There is some dispute about when the fire actually occurred. It was sometime between 1979-1983. Some say it was a construction accident. Others say it was to avoid greedy gangsters getting a cut, but no matter how or when the studio actually burnt down, its destruction ended the most important creative period in the history of reggae and dub music.

But while The Ark is dead, its music survives, and thank God, for it is some of the most addictive, impressive, and delightfully insane music there is.

Ben’s Top 10

These are 10 just ten examples of the genius marriage that was Perry and his Black Ark. Listen to Ben’s picks on this Spotify playlist: In the Dust: Top 10 Songs from the Black Ark

Bob Marley and The Wailers – Small Axe

This song is all about tone. Perry deftly renders this song into a soft, rounded transcendence. Marley and The Wailers do the rest.

Bob Marley and The Wailers – Duppy Conqueror

“Bow. Bow. Ba-Bow. Bow-Ba-Bow-Bow.”

Yes, me friend.

The Upsetters – Return of Django

Good God Almighty, the brass! This groove is so deep and funky I have to believe it was written for the soul purpose of dubbing, but that’s not to say that the original won’t rock every bone out of your body. Grab a really, really big glass of rum and dance with someone, anyone.

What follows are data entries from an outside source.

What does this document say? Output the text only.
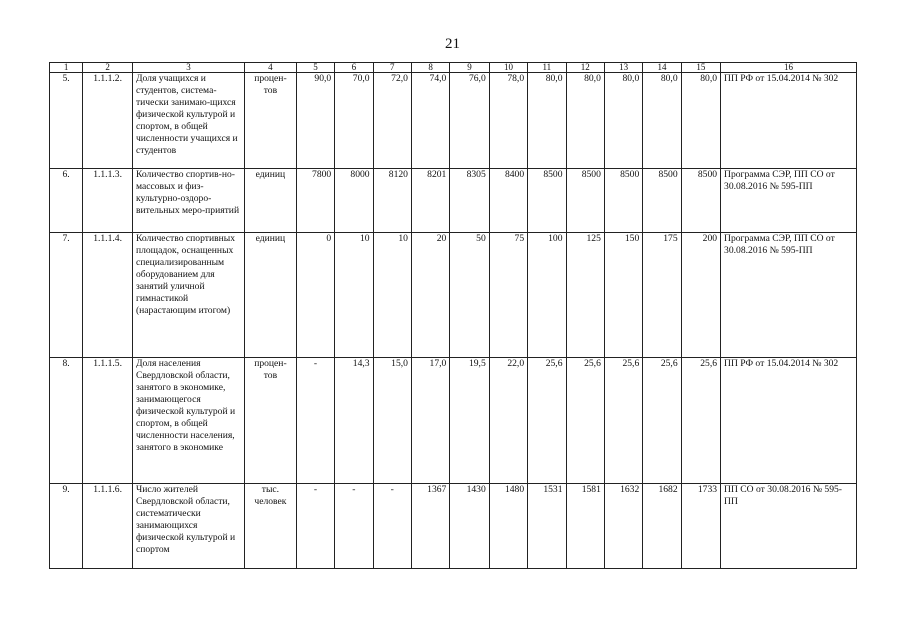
21
1	2	3	4	5	6	7	8	9	10	11	12	13	14	15	16
5.	1.1.1.2.	Доля учащихся и студентов, системa-тически занимаю-щихся физической культурой и спортом, в общей численности учащихся и студентов	процен-тов	90,0	70,0	72,0	74,0	76,0	78,0	80,0	80,0	80,0	80,0	80,0	ПП РФ от 15.04.2014 № 302
6.	1.1.1.3.	Количество спортив-но-массовых и физ-культурно-оздоро-вительных меро-приятий	единиц	7800	8000	8120	8201	8305	8400	8500	8500	8500	8500	8500	Программа СЭР, ПП СО от 30.08.2016 № 595-ПП
7.	1.1.1.4.	Количество спортивных площадок, оснащенных специализированным оборудованием для занятий уличной гимнастикой (нарастающим итогом)	единиц	0	10	10	20	50	75	100	125	150	175	200	Программа СЭР, ПП СО от 30.08.2016 № 595-ПП
8.	1.1.1.5.	Доля населения Свердловской области, занятого в экономике, занимающегося физической культурой и спортом, в общей численности населения, занятого в экономике	процен-тов	-	14,3	15,0	17,0	19,5	22,0	25,6	25,6	25,6	25,6	25,6	ПП РФ от 15.04.2014 № 302
9.	1.1.1.6.	Число жителей Свердловской области, систематически занимающихся физической культурой и спортом	тыс. человек	-	-	-	1367	1430	1480	1531	1581	1632	1682	1733	ПП СО от 30.08.2016 № 595-ПП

The Upsetters – People Funny Boy

The infamous baby: one particularly impressive example of Perry’s work with samples. Notice the baby seems to wail on beat, syncopating the rhythm, funking everything up into a sort of sly, groovy lean? That’s why he’s the master.

The Upsetters – I Am The Upsetter

The lead guitar, incessant but hardly obnoxious rim-shots, and Perry’s masterful vocal pattern all collide to establish a solid, cutting rocksteady beat that, for my dime, typifies the best qualities a top-notch reggae rhythm section can bring to a track.

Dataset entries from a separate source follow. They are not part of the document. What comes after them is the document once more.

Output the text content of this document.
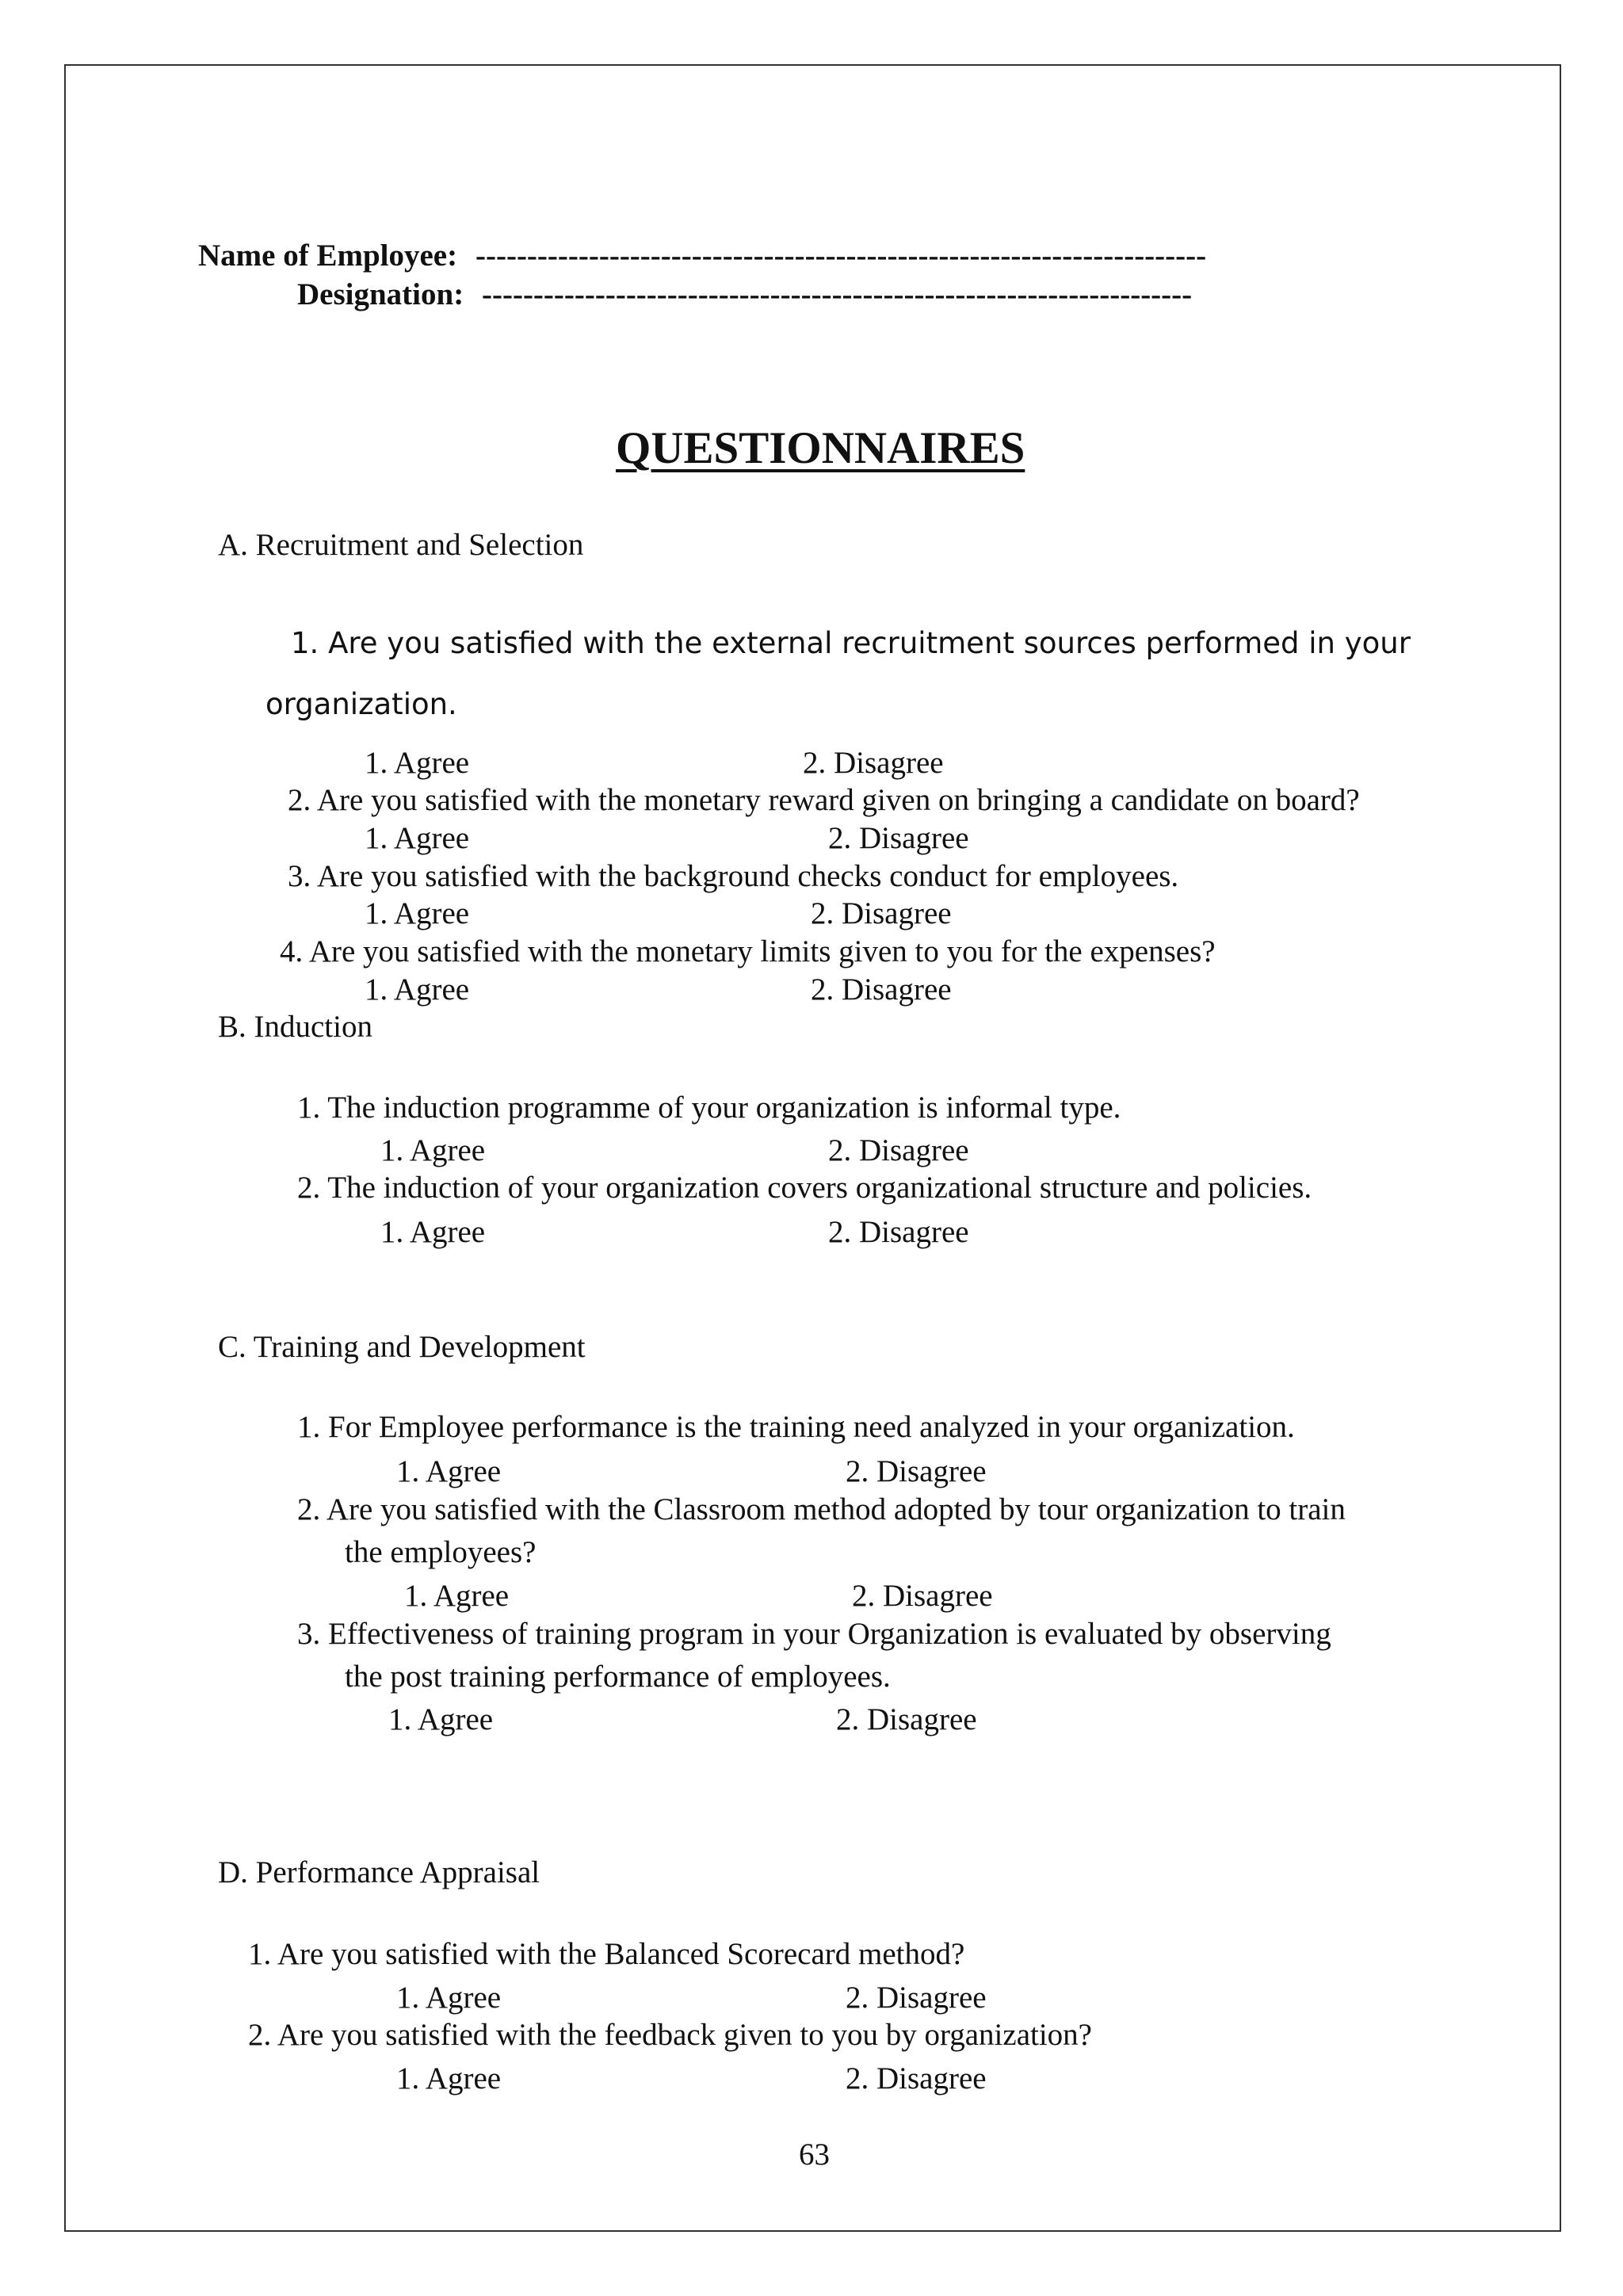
Name of Employee: -----------------------------------------------------------------------
Designation: ---------------------------------------------------------------------
QUESTIONNAIRES
A. Recruitment and Selection
1. Are you satisfied with the external recruitment sources performed in your
organization.
1. Agree	2. Disagree
2. Are you satisfied with the monetary reward given on bringing a candidate on board?
1. Agree	2. Disagree
3. Are you satisfied with the background checks conduct for employees.
1. Agree	2. Disagree
4. Are you satisfied with the monetary limits given to you for the expenses?
1. Agree	2. Disagree
B. Induction
1. The induction programme of your organization is informal type.
1. Agree	2. Disagree
2. The induction of your organization covers organizational structure and policies.
1. Agree	2. Disagree
C. Training and Development
1. For Employee performance is the training need analyzed in your organization.
1. Agree	2. Disagree
2. Are you satisfied with the Classroom method adopted by tour organization to train
the employees?
1. Agree	2. Disagree
3. Effectiveness of training program in your Organization is evaluated by observing
the post training performance of employees.
1. Agree	2. Disagree
D. Performance Appraisal
1. Are you satisfied with the Balanced Scorecard method?
1. Agree	2. Disagree
2. Are you satisfied with the feedback given to you by organization?
1. Agree	2. Disagree
63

Junior Murvin – Police and Thieves

Eli Cash, anyone? Maybe The Clash rings a bell? Big money says virtually everyone has already heard this song at least once, but for me a million times wouldn’t be enough. Junior Murvin’s voice is like a bubble bath, and the way Perry EQs and modulates the hi-hats on all of Murvin’s material is, as a drummer, what I will always hear when someone says “reggae”.

The Congos – Don’t Blame It On I

The best vocal group in the history of reggae. There. I said it. Listen to this song, go buy Heart of the Congos (also produced by Perry at Black Ark) and if you still don’t agree, come find me. Rob knows where I live.

Max Romeo – Public Enemy Number One

Max Romeo, perhaps more than any of these artists, is someone I wish could include at least ten times on his own. He isn’t as instantly infectious as the others on this list, but that’s not why I love him. His tracks are sleepers, burrowing ever-deeper, without attracting much, if any, attention, until they grow large enough to eclipse tracks you initially thought were obvious, eternal standouts. Often revolving around the subject of Satan and his influence on the Jamaican people, Romeo’s music establishes itself as some of the most substantial material to ever emerge from The Black Ark.

Augustus Pablo – Hot & Cold

Augustus Pablo is, to many, the king of roots reggae. Recording almost exclusively instrumental dubs, and pioneering the use of the melodica, Pablo’s mysterious and silky style exhibits an intense focus not often seen in the work of the characteristically loose roots period. And the Mayor of Portlandia loves him.

The Upsetters – Life Is Not Easy Dub

The only Upsetter dub on the list features the fake saxophone-cow. Exploring the cacophonous, unfathomably dense depths of Perry’s dub oeuvre is something one should wait to do until after fully digesting the singles.

You might just lose your mind. Or find it.